Cluster-api: Insulate users from kubeadm API version changes

Created on 25 Mar 2020 · 24Comments · Source: kubernetes-sigs/cluster-api

⚠️ Cluster API maintainers can ask to turn an issue-proposal into a CAEP when necessary, this is to be expected for large changes that impact multiple components, breaking changes, or new large features.

Goals

Improve kubeadm to support Cluster API
Remove duplication of effort across kubeadm and Cluster API

Non-Goals/Future Work

Fully replace kubeadm

User Story

As an operator, I want kubeadm to have better support for Cluster API's use cases to reduce the number of failed machines in my infrastructure.

Detailed Description

In a number of environments, machines can intermittently fail to bootstrap. The most common of these are control plane joins, which lead to temporary changes in etcd and API server availability, mediated by the speed of the underlying infrastructure and the particulars of infrastructure load balancers.

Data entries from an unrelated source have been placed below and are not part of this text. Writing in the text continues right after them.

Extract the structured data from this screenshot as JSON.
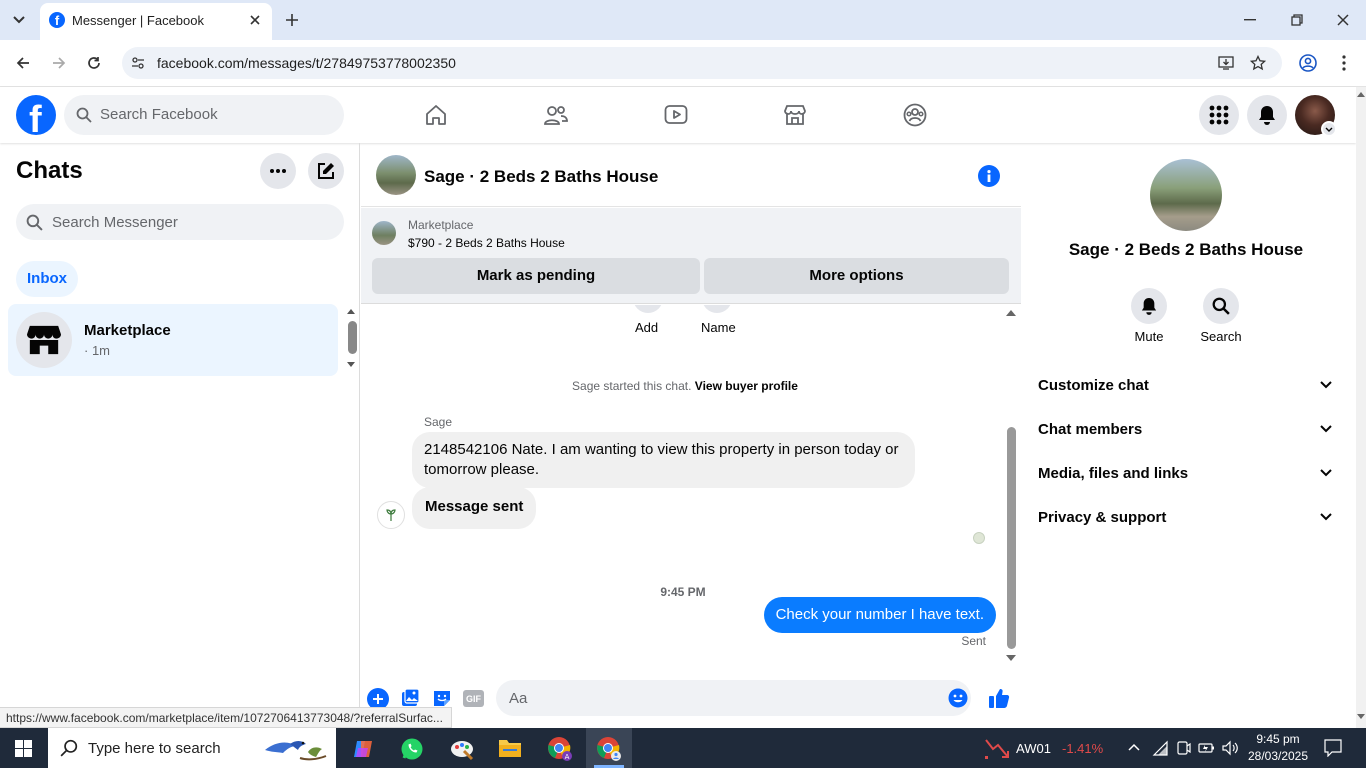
{
  "browser": {
    "tab_title": "Messenger | Facebook",
    "url": "facebook.com/messages/t/27849753778002350",
    "status_url": "https://www.facebook.com/marketplace/item/1072706413773048/?referralSurfac..."
  },
  "fb": {
    "search_placeholder": "Search Facebook"
  },
  "chats": {
    "title": "Chats",
    "search_placeholder": "Search Messenger",
    "inbox_label": "Inbox",
    "items": [
      {
        "name": "Marketplace",
        "time": "· 1m"
      }
    ]
  },
  "conversation": {
    "title": "Sage · 2 Beds 2 Baths House",
    "listing_source": "Marketplace",
    "listing_title": "$790 - 2 Beds 2 Baths House",
    "mark_pending": "Mark as pending",
    "more_options": "More options",
    "quick_add": "Add",
    "quick_name": "Name",
    "started_text": "Sage started this chat.",
    "buyer_profile_link": "View buyer profile",
    "sender_name": "Sage",
    "messages": [
      {
        "text": "2148542106 Nate.  I am wanting to view this property in person today or tomorrow please."
      },
      {
        "text": "Message sent"
      }
    ],
    "timestamp": "9:45 PM",
    "outgoing": "Check your number I have text.",
    "sent_status": "Sent",
    "composer_placeholder": "Aa"
  },
  "details": {
    "title": "Sage · 2 Beds 2 Baths House",
    "mute_label": "Mute",
    "search_label": "Search",
    "sections": [
      "Customize chat",
      "Chat members",
      "Media, files and links",
      "Privacy & support"
    ]
  },
  "taskbar": {
    "search_placeholder": "Type here to search",
    "stock_name": "AW01",
    "stock_change": "-1.41%",
    "time": "9:45 pm",
    "date": "28/03/2025"
  },
  "colors": {
    "fb_blue": "#0866ff",
    "bubble_out": "#0a7cff",
    "stock_red": "#e04a4a"
  }
}
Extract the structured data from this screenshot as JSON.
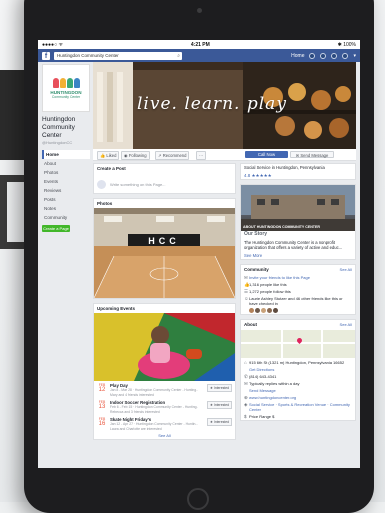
{
  "statusbar": {
    "carrier": "●●●●○ ᯤ",
    "time": "4:21 PM",
    "battery": "✱ 100%"
  },
  "fbbar": {
    "search_value": "Huntingdon Community Center",
    "home": "Home"
  },
  "page": {
    "logo_line1": "HUNTINGDON",
    "logo_line2": "Community Center",
    "name": "Huntingdon Community Center",
    "handle": "@HuntingdonCC",
    "nav": [
      "Home",
      "About",
      "Photos",
      "Events",
      "Reviews",
      "Posts",
      "Notes",
      "Community"
    ],
    "create_page": "Create a Page",
    "cover_tagline": "live. learn. play"
  },
  "actions": {
    "liked": "Liked",
    "following": "Following",
    "recommend": "Recommend",
    "more": "···",
    "call_now": "Call Now",
    "send_message": "Send Message"
  },
  "create_post": {
    "title": "Create a Post",
    "placeholder": "Write something on this Page..."
  },
  "photos": {
    "title": "Photos",
    "court_letters": "HCC"
  },
  "events": {
    "title": "Upcoming Events",
    "items": [
      {
        "month": "FEB",
        "day": "12",
        "title": "Play Day",
        "sub1": "Jan 8 - Mar 28 · Huntingdon Community Center - Hunting...",
        "sub2": "Mary and 4 friends interested",
        "btn": "Interested"
      },
      {
        "month": "FEB",
        "day": "13",
        "title": "Indoor Soccer Registration",
        "sub1": "Feb 6 - Feb 15 · Huntingdon Community Center - Hunting...",
        "sub2": "Rebecca and 3 friends interested",
        "btn": "Interested"
      },
      {
        "month": "FEB",
        "day": "16",
        "title": "Skate Night Friday's",
        "sub1": "Jan 12 - Apr 27 · Huntingdon Community Center - Huntin...",
        "sub2": "Laura and Charlotte are interested",
        "btn": "Interested"
      }
    ],
    "see_all": "See All"
  },
  "right": {
    "category": "Social Service in Huntingdon, Pennsylvania",
    "stars": "4.8 ★★★★★",
    "story_image_label": "ABOUT HUNTINGDON COMMUNITY CENTER",
    "story_title": "Our Story",
    "story_text": "The Huntingdon Community Center is a nonprofit organization that offers a variety of active and educ...",
    "see_more": "See More",
    "community_title": "Community",
    "see_all": "See All",
    "community_rows": [
      {
        "icon": "✉",
        "text": "Invite your friends to like this Page"
      },
      {
        "icon": "👍",
        "text": "1,316 people like this"
      },
      {
        "icon": "☰",
        "text": "1,272 people follow this"
      },
      {
        "icon": "☺",
        "text": "Laurie Ashley Stutzer and 46 other friends like this or have checked in"
      }
    ],
    "about_title": "About",
    "about_rows": [
      {
        "icon": "⌂",
        "text": "915 6th St (1321 m) Huntingdon, Pennsylvania 16652"
      },
      {
        "icon": "",
        "text": "Get Directions"
      },
      {
        "icon": "✆",
        "text": "(814) 643-4341"
      },
      {
        "icon": "✉",
        "text": "Typically replies within a day"
      },
      {
        "icon": "",
        "text": "Send Message"
      },
      {
        "icon": "⊕",
        "text": "www.huntingdoncenter.org"
      },
      {
        "icon": "◈",
        "text": "Social Service · Sports & Recreation Venue · Community Center"
      },
      {
        "icon": "$",
        "text": "Price Range $"
      }
    ]
  },
  "colors": {
    "fb_blue": "#3b5998",
    "button_blue": "#4267b2",
    "create_green": "#42b72a",
    "event_red": "#e9573f"
  }
}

Some ugly hacks have been introduced, notably #2763 to retry kubeadm operations. As a long term solution, Cluster API should be a good kubeadm citizen and make changes to kubeadm to do the appropriate retries to cover the variety of infrastructure providers supported by Cluster API. In addition, the KCP controller re-implements some of the

Contract changes [optional]

Support the effort to move kubeadm out-of-tree
Make kubeadm retry operations based on data gathered from Cluster API users
Consider implementing machine-readable for kubeadm to support #2554
Re-factor relevant parts of kubeadm into a library consumable by the bootstrap and kubeadm control plane controllers

Data model changes [optional]

Migrate to kubeadm v1beta2

[Describe contract changes between Cluster API controllers, if applicable.]

/kind proposal

aredependency kincleanup lifecyclfrozen prioritimportant-longterm

Source

randomvariable

👍1

Most helpful comment

https://github.com/kubernetes/kubeadm/issues/2261

neolit123 on 26 Aug 2020

👍2

All 24 comments

cc @neolit123 @fabriziopandini

ncdc on 25 Mar 2020

I would like to add:

Kubeadm operation should be idempotent -> so it is easier to re-execute in case of problems
Investigate usage of etcd learner mode
investigate changes to the join workflow in order to prevent problems when the API server gets available before the local etcd instance

Final thought.
Despite all the improvements we can add to kubeadm, a CLI cannot prove the same guarantees a reconciliation loop does. So, it is necessary that also ClusterAPI implements/improve the capability to detect failures in the CLIs and replace failed nodes

fabriziopandini on 25 Mar 2020

👍1

agreed to all of @fabriziopandini 's points.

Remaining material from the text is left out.